A study discovered that single cells in the innermost layer of blood vessels proliferate after injury and in so doing make a significant contribution to the formation of new vessels. Researchers have now been able to shed light on this process. They have shown that single cells in the innermost layer of blood vessels proliferate after injury and in so doing make a significant contribution to the formation of new vessels.

Observation in the living organism and especially in the heart of how new blood vessels form is not possible in mammals. However, little is known to date about the actual process of new vessel formation, although this knowledge could contribute in future to remedying tissue damage, such as occurs in diabetes or following an ischemia-induced heart attack.

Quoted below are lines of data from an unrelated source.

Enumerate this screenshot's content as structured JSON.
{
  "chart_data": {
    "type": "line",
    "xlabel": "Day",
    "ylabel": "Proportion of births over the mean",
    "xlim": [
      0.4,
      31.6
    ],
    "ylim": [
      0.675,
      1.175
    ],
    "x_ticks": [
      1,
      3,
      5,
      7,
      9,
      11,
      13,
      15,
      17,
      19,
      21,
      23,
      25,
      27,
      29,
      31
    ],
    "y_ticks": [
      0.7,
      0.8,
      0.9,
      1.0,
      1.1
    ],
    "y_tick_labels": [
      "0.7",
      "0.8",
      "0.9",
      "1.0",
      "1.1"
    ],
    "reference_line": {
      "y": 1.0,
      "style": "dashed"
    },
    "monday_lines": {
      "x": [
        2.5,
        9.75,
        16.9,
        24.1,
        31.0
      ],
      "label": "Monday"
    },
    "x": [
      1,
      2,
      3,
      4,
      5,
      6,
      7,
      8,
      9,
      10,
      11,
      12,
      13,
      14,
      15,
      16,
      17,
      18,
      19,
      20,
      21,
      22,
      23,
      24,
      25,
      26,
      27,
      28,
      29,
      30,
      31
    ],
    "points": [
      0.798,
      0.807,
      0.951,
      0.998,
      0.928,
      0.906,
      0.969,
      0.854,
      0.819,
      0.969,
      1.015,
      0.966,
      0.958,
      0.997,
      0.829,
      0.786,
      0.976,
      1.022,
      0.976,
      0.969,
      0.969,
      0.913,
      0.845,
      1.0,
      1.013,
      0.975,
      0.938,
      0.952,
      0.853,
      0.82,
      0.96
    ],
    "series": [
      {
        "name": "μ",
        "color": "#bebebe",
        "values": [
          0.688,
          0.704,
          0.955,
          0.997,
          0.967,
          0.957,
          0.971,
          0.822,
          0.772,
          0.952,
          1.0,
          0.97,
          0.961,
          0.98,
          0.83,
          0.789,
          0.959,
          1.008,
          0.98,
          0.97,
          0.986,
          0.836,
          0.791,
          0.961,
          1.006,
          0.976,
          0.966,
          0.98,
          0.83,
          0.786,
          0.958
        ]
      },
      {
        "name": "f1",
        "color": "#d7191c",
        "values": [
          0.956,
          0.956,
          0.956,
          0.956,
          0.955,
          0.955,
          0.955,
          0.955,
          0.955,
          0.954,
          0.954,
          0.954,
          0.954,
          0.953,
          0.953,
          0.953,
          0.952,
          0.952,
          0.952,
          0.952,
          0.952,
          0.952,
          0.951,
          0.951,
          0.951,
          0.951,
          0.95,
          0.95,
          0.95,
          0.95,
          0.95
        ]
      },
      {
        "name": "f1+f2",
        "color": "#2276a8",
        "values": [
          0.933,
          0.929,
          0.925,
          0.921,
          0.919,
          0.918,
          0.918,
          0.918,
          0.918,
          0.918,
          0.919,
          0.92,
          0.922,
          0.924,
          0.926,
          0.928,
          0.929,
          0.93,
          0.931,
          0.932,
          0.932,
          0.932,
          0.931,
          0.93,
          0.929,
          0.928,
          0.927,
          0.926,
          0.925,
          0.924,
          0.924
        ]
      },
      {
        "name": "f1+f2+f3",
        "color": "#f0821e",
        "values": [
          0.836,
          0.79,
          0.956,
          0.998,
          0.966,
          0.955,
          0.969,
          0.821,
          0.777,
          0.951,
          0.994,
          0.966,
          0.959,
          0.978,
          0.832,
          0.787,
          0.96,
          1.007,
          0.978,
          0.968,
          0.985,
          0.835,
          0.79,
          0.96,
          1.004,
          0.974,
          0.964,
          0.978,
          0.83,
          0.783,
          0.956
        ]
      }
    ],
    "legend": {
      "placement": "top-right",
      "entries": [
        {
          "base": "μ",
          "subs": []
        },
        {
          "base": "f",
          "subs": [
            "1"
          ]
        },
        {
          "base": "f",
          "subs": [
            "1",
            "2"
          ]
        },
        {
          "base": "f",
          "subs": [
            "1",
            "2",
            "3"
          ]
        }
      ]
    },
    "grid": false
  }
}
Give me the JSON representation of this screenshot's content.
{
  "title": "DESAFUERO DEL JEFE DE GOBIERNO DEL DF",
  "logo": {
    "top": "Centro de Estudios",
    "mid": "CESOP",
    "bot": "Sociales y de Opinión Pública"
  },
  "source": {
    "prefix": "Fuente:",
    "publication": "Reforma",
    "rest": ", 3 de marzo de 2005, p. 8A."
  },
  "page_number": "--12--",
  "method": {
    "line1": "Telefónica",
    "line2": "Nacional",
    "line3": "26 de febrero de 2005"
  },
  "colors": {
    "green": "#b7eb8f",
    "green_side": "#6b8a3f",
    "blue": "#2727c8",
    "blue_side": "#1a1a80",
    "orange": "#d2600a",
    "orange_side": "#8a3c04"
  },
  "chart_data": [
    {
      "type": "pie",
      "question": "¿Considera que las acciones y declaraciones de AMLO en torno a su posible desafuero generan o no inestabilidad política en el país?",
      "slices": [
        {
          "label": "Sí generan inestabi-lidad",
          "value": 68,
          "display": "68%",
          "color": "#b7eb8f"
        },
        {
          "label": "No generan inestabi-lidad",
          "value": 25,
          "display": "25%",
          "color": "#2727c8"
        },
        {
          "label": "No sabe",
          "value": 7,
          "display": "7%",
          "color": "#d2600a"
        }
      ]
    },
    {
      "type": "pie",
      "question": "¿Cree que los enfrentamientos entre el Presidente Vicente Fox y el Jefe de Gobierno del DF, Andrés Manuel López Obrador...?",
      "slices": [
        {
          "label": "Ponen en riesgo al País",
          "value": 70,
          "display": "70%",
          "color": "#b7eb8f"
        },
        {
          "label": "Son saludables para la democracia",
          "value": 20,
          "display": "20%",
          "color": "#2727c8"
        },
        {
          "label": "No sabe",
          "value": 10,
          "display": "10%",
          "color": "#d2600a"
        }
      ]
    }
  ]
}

Clonal expansion after a heart attack

In damaged heart tissue following a heart attack, the researchers were able to observe that certain cells had divided repeatedly. They also detected this cell division, which is referred to as clonal expansion, in damaged tissue in skeletal muscles caused by ischemia. To do so, they analyzed the fluorescence in endothelial cells in tissue slices taken from the damaged areas. They found the ratio of clonally expanding cells between 30 and 50% very surprising. 

In new-born models, by contrast, Professor Dimmeler and her team did not observe any clonal expansion in the formation of new vessels in the retina. It would, therefore, seem that the growth of blood vessels during normal development results from the random multiplication and integration of cells. This result coincides with observations in zebrafish, in which what is known as "cell mixing" also plays an important role in the formation of new blood vessels during development.

Cell profiling

The researchers were keen to characterize the dividing cells more precisely, and to this purpose, they analyzed which genes are transcribed in single examples of the clonally expanding endothelial cells. "Surprisingly, we found a large number of gene products that are typical for the transition from an endothelial to a mesenchymal cell," says Dimmeler. This transition, or EndMT process, is a contributor to many pathogenic processes, such as scarring.

In endothelial cells, the gene products typical for EndMT do not, however, mirror a transition but instead presumably just an intermediate stage that enables the cells to detach themselves from the cell assembly to multiply.

Clonal expansion as a possible therapy for heart attack patients

Researcher now wants to know about the clonally expanded cells in the long term, since at present they are only able to track their fate for about two months. They want to know what has happened to these cells after a year and whether the new blood vessels are just as good as the old ones in the long term.

They might be that clonal expansion is no longer that efficient in older people, which is why a lot of damaged tissue dies off after a heart attack and forms scar tissue which cannot be reactivated through the formation of new blood vessels. If they manage to characterize the clonally expanding cells more precisely, they will hopefully find ways to re-stimulate this process.